Sunday, February 4, 2007

Thoughts on Next Windows

Sent the following feedback to Mary Jo Foley's article on "Windows 7" at http://redmondmag.com/columns/article.asp?editorialsid=1623


Thanks for the column,

I especially liked the realization that "Microsoft is currently facing some of the same problems with Vista it has been experiencing with Office for a couple of years now."

This is in my opinion very true, and gives hope that the Redmond Co can actually pull itself back into fondness and innovation camp, if it truly wants.

What I'd already have done, if I were their head of OS development:


- Handle Win32 compatibility via sanboxes and emulation (each app getting its own image of Windows, unable to mess up the underlying OS at all)

I _thought_ they were into this, when they purchased Connectix (Virtual PC) a few years back. Basically, they should have made Virtual PC an essential part of Windows itself.

What this allows, is re-making the actual OS on _any_ architecture they like. All C# or something like that. Transition from C/C++ to higher languages was promised by them ("managed code") but has it happened...?

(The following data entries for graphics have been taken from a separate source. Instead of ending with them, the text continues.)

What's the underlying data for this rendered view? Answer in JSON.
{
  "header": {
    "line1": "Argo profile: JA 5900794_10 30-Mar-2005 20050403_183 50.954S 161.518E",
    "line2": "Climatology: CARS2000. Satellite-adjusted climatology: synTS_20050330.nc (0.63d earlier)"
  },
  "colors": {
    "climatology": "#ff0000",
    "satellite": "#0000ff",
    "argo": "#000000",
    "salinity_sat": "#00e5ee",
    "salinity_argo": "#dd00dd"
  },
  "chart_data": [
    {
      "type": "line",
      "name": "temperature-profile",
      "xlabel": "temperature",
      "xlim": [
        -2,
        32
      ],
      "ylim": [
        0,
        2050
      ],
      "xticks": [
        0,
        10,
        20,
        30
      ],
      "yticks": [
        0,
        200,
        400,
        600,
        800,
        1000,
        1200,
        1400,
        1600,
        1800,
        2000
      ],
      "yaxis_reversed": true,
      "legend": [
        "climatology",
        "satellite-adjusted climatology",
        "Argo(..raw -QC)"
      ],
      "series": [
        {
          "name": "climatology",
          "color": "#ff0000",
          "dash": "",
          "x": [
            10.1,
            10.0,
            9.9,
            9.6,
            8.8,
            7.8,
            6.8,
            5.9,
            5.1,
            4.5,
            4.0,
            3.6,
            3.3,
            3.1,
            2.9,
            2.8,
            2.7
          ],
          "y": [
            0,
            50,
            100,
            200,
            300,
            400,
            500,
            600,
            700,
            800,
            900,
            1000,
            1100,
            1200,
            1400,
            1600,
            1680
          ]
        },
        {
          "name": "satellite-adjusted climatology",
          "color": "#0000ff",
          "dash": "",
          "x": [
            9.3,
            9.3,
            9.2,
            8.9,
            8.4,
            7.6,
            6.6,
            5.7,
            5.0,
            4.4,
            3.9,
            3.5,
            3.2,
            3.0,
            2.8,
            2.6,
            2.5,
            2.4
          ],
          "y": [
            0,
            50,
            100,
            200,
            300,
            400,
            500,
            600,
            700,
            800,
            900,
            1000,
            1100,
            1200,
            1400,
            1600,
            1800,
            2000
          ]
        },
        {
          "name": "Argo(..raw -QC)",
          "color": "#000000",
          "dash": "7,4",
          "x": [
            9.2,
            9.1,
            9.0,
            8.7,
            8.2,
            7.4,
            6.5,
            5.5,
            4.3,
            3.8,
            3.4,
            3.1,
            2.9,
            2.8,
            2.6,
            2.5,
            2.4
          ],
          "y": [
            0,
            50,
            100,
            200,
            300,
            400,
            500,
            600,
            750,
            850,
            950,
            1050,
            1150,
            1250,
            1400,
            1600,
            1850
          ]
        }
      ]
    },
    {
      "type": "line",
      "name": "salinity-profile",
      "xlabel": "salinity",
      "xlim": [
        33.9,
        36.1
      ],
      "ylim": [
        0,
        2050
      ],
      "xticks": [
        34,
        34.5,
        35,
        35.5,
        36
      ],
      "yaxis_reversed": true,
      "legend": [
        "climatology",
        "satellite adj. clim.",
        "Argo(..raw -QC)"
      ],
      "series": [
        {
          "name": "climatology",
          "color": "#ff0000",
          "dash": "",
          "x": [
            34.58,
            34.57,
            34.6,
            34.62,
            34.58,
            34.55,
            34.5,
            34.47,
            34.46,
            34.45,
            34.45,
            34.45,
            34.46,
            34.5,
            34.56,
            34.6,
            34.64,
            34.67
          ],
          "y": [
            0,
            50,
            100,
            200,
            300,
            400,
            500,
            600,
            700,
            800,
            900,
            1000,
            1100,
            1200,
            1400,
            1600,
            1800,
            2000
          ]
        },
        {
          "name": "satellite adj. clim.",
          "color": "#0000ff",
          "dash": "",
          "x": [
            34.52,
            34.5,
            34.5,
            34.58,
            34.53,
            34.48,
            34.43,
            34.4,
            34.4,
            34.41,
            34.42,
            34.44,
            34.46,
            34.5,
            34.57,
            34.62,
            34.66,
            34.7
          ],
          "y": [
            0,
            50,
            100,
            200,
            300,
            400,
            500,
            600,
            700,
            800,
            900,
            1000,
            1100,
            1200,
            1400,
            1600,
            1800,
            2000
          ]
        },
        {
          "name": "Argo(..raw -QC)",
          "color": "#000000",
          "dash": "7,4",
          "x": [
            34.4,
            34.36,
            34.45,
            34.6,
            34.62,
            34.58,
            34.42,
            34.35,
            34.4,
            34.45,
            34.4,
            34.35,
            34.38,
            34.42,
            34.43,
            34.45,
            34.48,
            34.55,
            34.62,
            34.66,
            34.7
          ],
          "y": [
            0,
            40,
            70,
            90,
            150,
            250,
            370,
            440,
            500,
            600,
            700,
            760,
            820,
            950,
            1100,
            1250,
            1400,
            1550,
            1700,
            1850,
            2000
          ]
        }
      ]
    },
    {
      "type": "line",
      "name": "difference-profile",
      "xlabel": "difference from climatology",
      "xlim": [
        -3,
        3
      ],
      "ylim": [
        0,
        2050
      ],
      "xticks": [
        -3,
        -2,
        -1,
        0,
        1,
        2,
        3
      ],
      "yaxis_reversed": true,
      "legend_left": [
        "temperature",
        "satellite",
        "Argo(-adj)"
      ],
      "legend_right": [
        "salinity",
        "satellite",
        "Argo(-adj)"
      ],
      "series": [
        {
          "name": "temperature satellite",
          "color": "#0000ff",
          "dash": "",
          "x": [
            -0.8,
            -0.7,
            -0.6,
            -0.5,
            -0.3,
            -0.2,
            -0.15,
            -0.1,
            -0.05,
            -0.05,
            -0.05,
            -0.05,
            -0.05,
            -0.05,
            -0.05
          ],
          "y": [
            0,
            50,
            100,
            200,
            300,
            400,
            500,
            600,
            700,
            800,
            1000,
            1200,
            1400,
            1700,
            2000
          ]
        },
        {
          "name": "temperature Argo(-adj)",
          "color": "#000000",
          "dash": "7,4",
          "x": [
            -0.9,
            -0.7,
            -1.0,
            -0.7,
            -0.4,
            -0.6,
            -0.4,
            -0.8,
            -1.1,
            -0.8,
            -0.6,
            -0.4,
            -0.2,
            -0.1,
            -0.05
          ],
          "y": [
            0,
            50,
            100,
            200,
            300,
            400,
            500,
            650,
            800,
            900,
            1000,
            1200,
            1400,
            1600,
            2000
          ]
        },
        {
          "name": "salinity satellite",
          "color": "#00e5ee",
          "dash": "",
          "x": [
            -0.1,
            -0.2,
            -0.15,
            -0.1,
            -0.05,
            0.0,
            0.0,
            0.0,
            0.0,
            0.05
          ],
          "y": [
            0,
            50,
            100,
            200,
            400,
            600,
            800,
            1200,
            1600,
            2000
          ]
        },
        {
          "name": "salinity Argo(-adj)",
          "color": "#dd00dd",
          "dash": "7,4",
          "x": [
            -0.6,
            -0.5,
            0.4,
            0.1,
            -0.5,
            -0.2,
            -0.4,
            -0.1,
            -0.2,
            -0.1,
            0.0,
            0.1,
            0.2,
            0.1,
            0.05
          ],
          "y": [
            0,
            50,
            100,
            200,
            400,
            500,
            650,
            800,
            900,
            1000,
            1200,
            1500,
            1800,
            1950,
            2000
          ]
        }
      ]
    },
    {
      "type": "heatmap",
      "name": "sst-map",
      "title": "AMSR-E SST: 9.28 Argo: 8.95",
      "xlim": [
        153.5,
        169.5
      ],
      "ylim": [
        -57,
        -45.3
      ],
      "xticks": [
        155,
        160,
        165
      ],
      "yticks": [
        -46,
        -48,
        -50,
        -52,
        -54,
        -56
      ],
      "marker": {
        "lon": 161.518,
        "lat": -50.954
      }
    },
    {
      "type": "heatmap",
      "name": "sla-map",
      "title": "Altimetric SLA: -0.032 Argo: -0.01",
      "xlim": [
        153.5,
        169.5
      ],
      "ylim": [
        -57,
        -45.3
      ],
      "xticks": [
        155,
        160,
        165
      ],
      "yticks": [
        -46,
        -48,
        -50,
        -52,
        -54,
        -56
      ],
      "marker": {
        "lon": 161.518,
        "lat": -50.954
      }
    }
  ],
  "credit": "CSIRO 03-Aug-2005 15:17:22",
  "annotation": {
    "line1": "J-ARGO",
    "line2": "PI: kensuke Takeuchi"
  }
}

- Split the company. For their Own Good.

They could make old-style Windows support into a separate, limited resources company. One of their problems (and I've seen this in other big, succesful sw houses) is that they're plain too big. Software development does not have an economy of masses. Car production has. For sw, innovation and effeciency works in small groups, tied together by a flexible integration framework. This is what Windows lacks, and maybe cannot ever really be given. Virtualization/sandboxing would place technical limits to the "weight of compatibility" they carry along, splitting the company in parts would do the same at an organizational level.


- Learn from the XBox 360

Rather, make the New Windows around it. Allow XBox 360 to run the SAME os as next-gen Windows PC's (maybe even the games, being DirectX based always was the promise they had on the XBox line).

Granted, the CPU differences (x86 vs. PowerPC x3) are huge, but that's where the virtualization helps. XBox 360 can surely run Virtual PC, they've just not released such a product.

APIs and "binaries" of the new OS would anyways be non-native (think Python/Ruby/C#/Lua bytecode) so having different hw backgrounds no longer is an issue like it used to be.


--
Asko Kauppi, Finland

Thursday, February 1, 2007

Out of This Age!

National Games Village, Bangalore

Coming back from a 2-day Safari to the Kabini Resort at Rajiv Gandhi National Park.

This time, the culture shock of riksha's, left/right/center-sided traffic and overall boiling-potness of India is more than when first arriving here. This time, I was not prepared.

The 2 days at Kabini Jungle Lodges were plain fabulous. Early wakeups, jeeping, paddling or boating among wildlife. Clear, 360 degree starry skies with a full moon. Moonshine ahead of the boat, sunset behind it. Just Too Good.

Nearby the Resort are villages, which is just okay. But the conflict between these two is seemingly there. We observed a bunch of wild dogs ("rare sighting" the driver said) approaching a field where cows pastured. Anyone's guess, what would happen...

Apart from the pure amaze about the animals, and a magnitude of pictures taking a day to uncover :), there remains a question about what the next 20 years will bring. Trip back from Kabini to Mysore takes about an hour or so, on more or less bumpy roads. If they make the roads better, more people will come, and more villagers, too. The big question is how to integrate the Park and the Villagers together, into mutual benefit. I don't know, how.

Another concern would be tourism. Currently, Kabini is clearly a hidden treasure (which this Blog entry helps to erode!) but will it remain so. It has 6 tents (cheaper huts(, 6 cabins (very good quality) and has a Maharajan feeling to it. All is genuine, the guides are clearly having a heart for the park and nature, and the food is plain excellent! But this place is incapable of serving several busloads of either Indian or foreign tourists.

Perhaps Green Tourism is exactly this; hidden treasures worth hunting, with practically no advertisement but for the mouth-to-mouth rumours. Perhaps Green Tourism can not be branded, duplicated and utilized to maximum benefit. If future 20 years from now is such, and Kabini still is what it is today, I'll be willing to join the Future!